One December study published in MedRxiv and PLOS Digital Health found that the chatbot could perform at or near the passing threshold for the U.S. Medical Licensing Exam without any specialized training or reinforcement. Another February study determined that the AI model could provide mostly appropriate responses to simple questions about cardiovascular disease prevention.

ChatGPT could potentially be used to assist with repetitive, time-consuming tasks such as data entry, appointment scheduling and language translation, according to an opinion piece in MedPage Today written by physician and health care consultant Harvey Castro. It also could help expand health care access in underserved communities through telemedicine and virtual medical assistants.

In a February Forbes article, Robert Pearl, M.D., wrote that generative AI “will alter medical practice in previously unimaginable ways.” Over time, tools like this — which become exponentially faster — could learn to emulate how doctors make clinical decisions, help provide 24/7 medical assistance by synching with wearable devices, and remind patients when they are due for preventive screenings or prescription medicine refills, according to Pearl. These tools could also learn evidence-based guidelines and warn clinicians when they are about to make a medical error, or learn to predict the next set of steps in caring for patients.

Cautions to consider

Some clinicians have expressed cautions about the technology. Questions remain about the chatbot’s ability to address empathy, ethics and critical thinking, wrote Megan FitzGerald, Dr.P.H., M.P.H., R.N., an adjunct professor with the Columbia University Mailman School of Public Health, in an opinion piece in MedPage Today.
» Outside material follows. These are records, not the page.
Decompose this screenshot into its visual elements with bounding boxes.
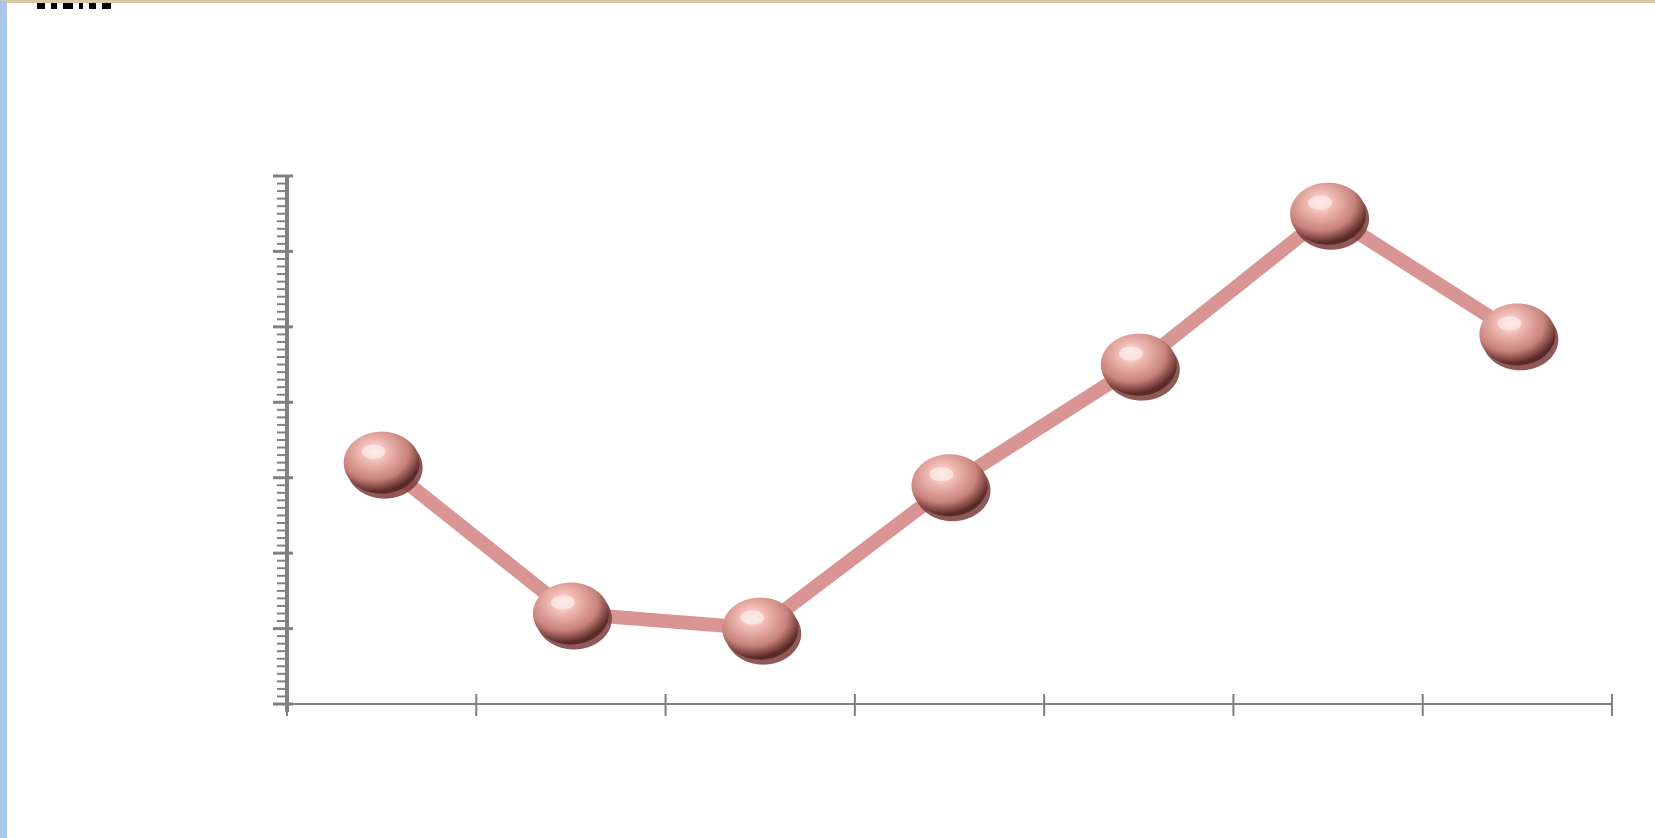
data-point-highlight <box>550 595 575 610</box>
data-point-highlight <box>929 467 954 482</box>
data-point-highlight <box>1308 195 1333 210</box>
data-point-sphere <box>1290 182 1367 245</box>
series-line-segment <box>753 478 957 636</box>
data-point-sphere <box>343 431 420 494</box>
chart-axes <box>273 174 1613 716</box>
data-point <box>722 597 802 665</box>
series-line-layer <box>374 206 1525 636</box>
data-point <box>532 582 612 650</box>
data-point-sphere <box>911 454 988 517</box>
data-point-sphere <box>1100 333 1177 396</box>
series-line-segment <box>1131 206 1336 372</box>
data-point-highlight <box>361 444 386 459</box>
data-point <box>911 454 991 522</box>
data-point <box>1100 333 1180 401</box>
data-point-highlight <box>1497 316 1522 331</box>
series-marker-layer <box>343 182 1559 665</box>
series-line-segment <box>942 357 1146 493</box>
data-point <box>1479 303 1559 371</box>
data-point <box>343 431 423 499</box>
data-point-highlight <box>1118 346 1143 361</box>
data-point-sphere <box>722 597 799 660</box>
data-point-sphere <box>1479 303 1556 366</box>
data-point-highlight <box>740 610 765 625</box>
data-point-sphere <box>532 582 609 645</box>
cropped-title-fragment <box>37 3 577 11</box>
data-point <box>1290 182 1370 250</box>
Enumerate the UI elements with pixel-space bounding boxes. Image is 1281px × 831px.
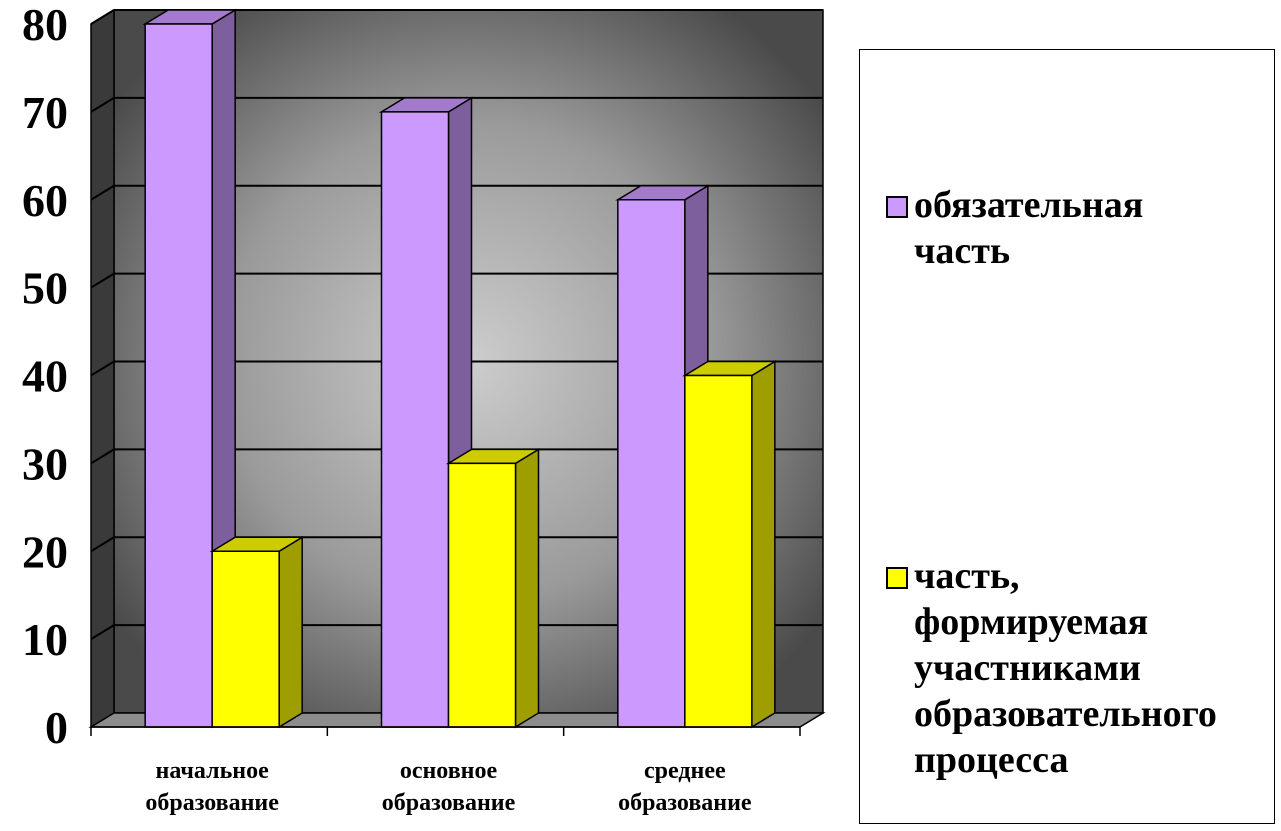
y-tick-label: 30 bbox=[22, 438, 68, 489]
y-tick-label: 70 bbox=[22, 87, 68, 138]
gridline-side bbox=[90, 97, 115, 113]
legend-item-mandatory: обязательная часть bbox=[886, 182, 1274, 274]
y-tick-label: 0 bbox=[45, 702, 68, 753]
bar bbox=[380, 111, 450, 728]
gridline-side bbox=[90, 360, 115, 377]
legend-item-optional: часть, формируемая участниками образоват… bbox=[886, 553, 1274, 783]
bar bbox=[211, 550, 280, 728]
legend-label-line: часть bbox=[914, 230, 1011, 272]
legend-label-line: участниками bbox=[914, 647, 1141, 689]
bar bbox=[617, 199, 686, 728]
y-tick-label: 80 bbox=[22, 0, 68, 50]
x-category-label-line: среднее bbox=[644, 758, 726, 784]
legend-label-line: обязательная bbox=[914, 184, 1144, 226]
legend-label-line: формируемая bbox=[914, 601, 1149, 643]
y-tick-label: 10 bbox=[22, 614, 68, 665]
y-tick-label: 40 bbox=[22, 351, 68, 402]
legend-swatch-mandatory bbox=[886, 196, 908, 218]
x-category-label: основное образование bbox=[382, 758, 516, 816]
gridline-side bbox=[90, 9, 115, 25]
x-category-label-line: образование bbox=[145, 790, 279, 816]
bar-side bbox=[278, 535, 303, 729]
bar bbox=[144, 23, 213, 728]
x-category-label: начальное образование bbox=[145, 758, 279, 816]
x-category-label-line: образование bbox=[382, 790, 516, 816]
legend-swatch-optional bbox=[886, 567, 908, 589]
legend-label-optional: часть, формируемая участниками образоват… bbox=[914, 553, 1274, 783]
gridline-side bbox=[90, 272, 115, 289]
x-category-label: среднее образование bbox=[618, 758, 752, 816]
gridline-side bbox=[90, 536, 115, 553]
x-category-label-line: начальное bbox=[156, 758, 270, 784]
gridline-side bbox=[90, 624, 115, 640]
bars bbox=[142, 8, 778, 729]
y-tick-label: 20 bbox=[22, 526, 68, 577]
legend-label-line: процесса bbox=[914, 739, 1069, 781]
x-category-label-line: образование bbox=[618, 790, 752, 816]
legend-label-mandatory: обязательная часть bbox=[914, 182, 1274, 274]
bar-side bbox=[751, 360, 776, 729]
legend-label-line: образовательного bbox=[914, 693, 1217, 735]
y-tick-label: 50 bbox=[22, 263, 68, 314]
gridline-side bbox=[90, 448, 115, 465]
bar-side bbox=[514, 448, 540, 729]
bar bbox=[684, 374, 753, 728]
legend-label-line: часть, bbox=[914, 555, 1020, 597]
legend: обязательная часть часть, формируемая уч… bbox=[859, 49, 1275, 824]
y-tick-label: 60 bbox=[22, 175, 68, 226]
x-category-label-line: основное bbox=[400, 758, 498, 784]
y-axis: 0 10 20 30 40 50 60 70 80 bbox=[22, 0, 68, 753]
bar bbox=[447, 462, 517, 728]
gridline-side bbox=[90, 184, 115, 201]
“In health care, clinical judgment, ethics, and treating patients as individuals is a critical part of patient care,” FitzGerald wrote. “It’s also why so many tech companies have failed in healthcare, as they don’t account for the necessary human interaction, which limits the success of their products.”

Other potential pitfalls were noted in a recent blog post by executives of Orbita, a company that creates health care-focused AI tools. Patients may start using ChatGPT to try to self-diagnose like some do now through Google or other search engines, not fully understanding that the chatbot is not a clinical decision-making tool. There is no human oversight over generated responses, not all of which may be accurate or based on the most recent guidelines, and the tool is not compliant with federal privacy laws.

“Although ChatGPT can help physicians, they need to tread carefully and not use it as a primary source without verification,” wrote Rushabh Doshi and Simar Bajaj in an opinion piece in STAT.

Other generative AI tools

ChatGPT isn’t the only generative AI tool to attract news coverage. Google’s Bard and MedPaLM also have been generating headlines, with MedPaLM achieving 85% accuracy on a U.S. Medical Licensing Exam practice test.

OpenAI’s GPT-4, which was released in mid-March, has a program set for distribution later in the year called Dragon Ambient eXperience Express, which will create an automatic clinical note based on recordings of patient visits. The tool can combine ambient sound and conversations to capture and analyze patient encounters with providers and produce a draft of a standardized clinical note for a provider’s review, MedPage Today reported, which the company is touting as one way of helping reduce provider burnout. MaineHealth is one health system piloting the tool.

Resources for journalists

Journalists covering stories about the use of this technology in the health care arena might ask clinicians about how the chatbot is being incorporated into health care practice and how results generated by the tool are being vetted. How accurate are the responses they are receiving? What do the clinicians like or dislike about the program? What are its advantages and disadvantages? How easy is it to use? How will they handle patient privacy concerns in cases where conversations are being recorded? And importantly, what are the limitations and how are they compensating for those?

A recent story post about AI that I put together for AHCJ offers some ideas for possible article ideas. And for people new to the beat, I put together a tip sheet about AI, which is available on the AHCJ website to members.